Les observateurs aux niveaux national et international s'accordent tous à dire que ce n'était pas le Président qui voulait un 3e mandat, en violant la Constitution en 2008, et il n'est certainement pas désireux d'un 4e mandat, en 2014, mais il est devenu l'otage d'un entourage qui n'a même pas de pitié pour sa santé.
La rente pétrolière les a rendus insensibles et inhumains. M. Benachenhou, qui était le ministre des Finances de Bouteflika et son conseiller économique, soutenait que «le Président est mal entouré et mal conseillé, ayant plus de courtisans que de militants». Quand on n'a pas de projet pour l'Algérie, on ne peut pas avoir d'objectifs et de stratégie et quand on n'a pas de stratégie, on n'a pas besoin de compétences, ministres ou conseillers, pour exécuter cette stratégie.
La malédiction de l'Algérie, c'est son pétrole, dont une part a, certes, servi le peuple algérien, mais une bonne partie n'a servi qu'à enrichir la nomenclature du système, au détriment d'un projet national pour utiliser cette rente pour le développement du pays, à savoir une rente qui servira les générations futures et surtout préparer le pays à l'après-pétrole.
Ce qu'on peut constater avec certitude, depuis plus de 10 ans, c'est que la richesse de la collectivité nationale est entre les mains de personnes sans foi ni loi qui ont exploité ce patrimoine pour s'enrichir et rester au pouvoir en mettant nos hydrocarbures au service des multinationales.
Pour Machiavel, le but de la politique et sa finalité ce n'est pas la morale, mais tout faire pour rester au pouvoir. C'est le cas de notre pauvre pays, pour obtenir et conserver le pouvoir, tous les moyens sont permis, au diable le patriotisme, la démocratie, l'alternance, le respect de la Constitution, les libertés, le bonheur des citoyens et la sécurité de la nation, ce sont des valeurs rejetées et combattues par ce régime machiavélique.
A la fin, politiquement et constitutionnellement, le Président est le premier responsable de tous ces dérapages. Il n'est plus «Président stagiaire», mais est à son troisième mandat, s'il a mal choisi ses conseillers et ses gouvernements successifs, toute la responsabilité de ce désastre lui incombe.

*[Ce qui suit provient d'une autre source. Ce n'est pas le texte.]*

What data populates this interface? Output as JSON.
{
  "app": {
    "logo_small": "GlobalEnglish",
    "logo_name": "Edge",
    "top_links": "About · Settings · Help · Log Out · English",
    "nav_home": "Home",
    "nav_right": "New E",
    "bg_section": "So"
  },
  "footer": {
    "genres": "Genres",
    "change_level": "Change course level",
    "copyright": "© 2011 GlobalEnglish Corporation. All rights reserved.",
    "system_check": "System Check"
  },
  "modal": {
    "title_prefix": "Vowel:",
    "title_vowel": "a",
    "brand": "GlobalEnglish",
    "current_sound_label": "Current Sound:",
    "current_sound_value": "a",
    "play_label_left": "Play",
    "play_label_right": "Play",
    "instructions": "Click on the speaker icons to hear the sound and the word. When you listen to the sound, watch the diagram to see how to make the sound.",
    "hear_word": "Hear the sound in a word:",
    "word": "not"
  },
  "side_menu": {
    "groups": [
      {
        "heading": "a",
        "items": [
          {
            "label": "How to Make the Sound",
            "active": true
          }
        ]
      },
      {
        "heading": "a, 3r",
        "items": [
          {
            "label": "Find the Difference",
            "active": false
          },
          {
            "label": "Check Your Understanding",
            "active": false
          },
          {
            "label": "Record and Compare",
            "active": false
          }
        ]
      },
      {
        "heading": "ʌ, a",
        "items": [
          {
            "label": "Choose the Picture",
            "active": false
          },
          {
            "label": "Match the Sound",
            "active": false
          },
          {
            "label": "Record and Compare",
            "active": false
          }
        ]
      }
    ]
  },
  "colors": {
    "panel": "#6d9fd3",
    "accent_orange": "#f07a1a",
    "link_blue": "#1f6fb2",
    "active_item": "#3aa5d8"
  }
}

Chawki Amari l'avait évoqué dans une de ses chroniques dans le quotidien El Watan intitulée «A qui appartient l'Algérie ?», synthétisant bien ce sentiment collectif : «50 ans après, l'impression que nous ne sommes pas chez nous est encore tenace, comme si une caste dominante travaillait toujours pour des intérêts étrangers, exportant nos ressources (les hydrocarbures), en jetant quelques centimes aux khammas locaux». Le modèle démocratique ne fait pas seulement peur aux dirigeants arabes, mais aussi aux Occidentaux qui ont soutenu et soutiennent toujours des pouvoirs autoritaires, surtout quand il s'agit de pays pétroliers, des pouvoirs qui s'appuient sur une oligarchie politico-financière et une bourgeoisie compradore.
La gouvernance autoritaire a réussi à transformer ce merveilleux pays riche en pays misérable, corrompu, fui par sa jeunesse… Aujourd'hui, Alger est classée 125e parmi 130 villes où insécurité et violence sont alliées au manque de structures et de pénuries de logements (130e Dacca au Bangladesh et Lagos au Nigeria 127e), malgré les milliards qui furent investis dans la capitale, lors de grandes manifestations culturelles arabes, africaines et internationales.
Année après année, l'Algérie continue de collectionner les mauvais points en matière de performances économiques, politiques et sociales.
Elle fait partie des 20 nations les plus corrompues de la planète et en termes de liberté, on trouve l'Algérie à la 141e place et au 100e rang (sur 179) au classement de l'ONU sur le développement humain (éducation, santé, niveau de vie…).
Ceci est la conséquence directe de la mauvaise gouvernance et l'usure du pouvoir qui ont aggravé la chute, année après année, et depuis 10 ans, des indicateurs du développement humain malgré un PIB par habitant très élevé. Ce qui reflète une gouvernance désastreuse et une répartition des richesses particulièrement inégale et injuste.
Ce pouvoir, il faut le dire, est devenu un facteur de division pour la cohésion nationale et un frein pour le développement du pays, il est un danger pour la sécurité de la nation.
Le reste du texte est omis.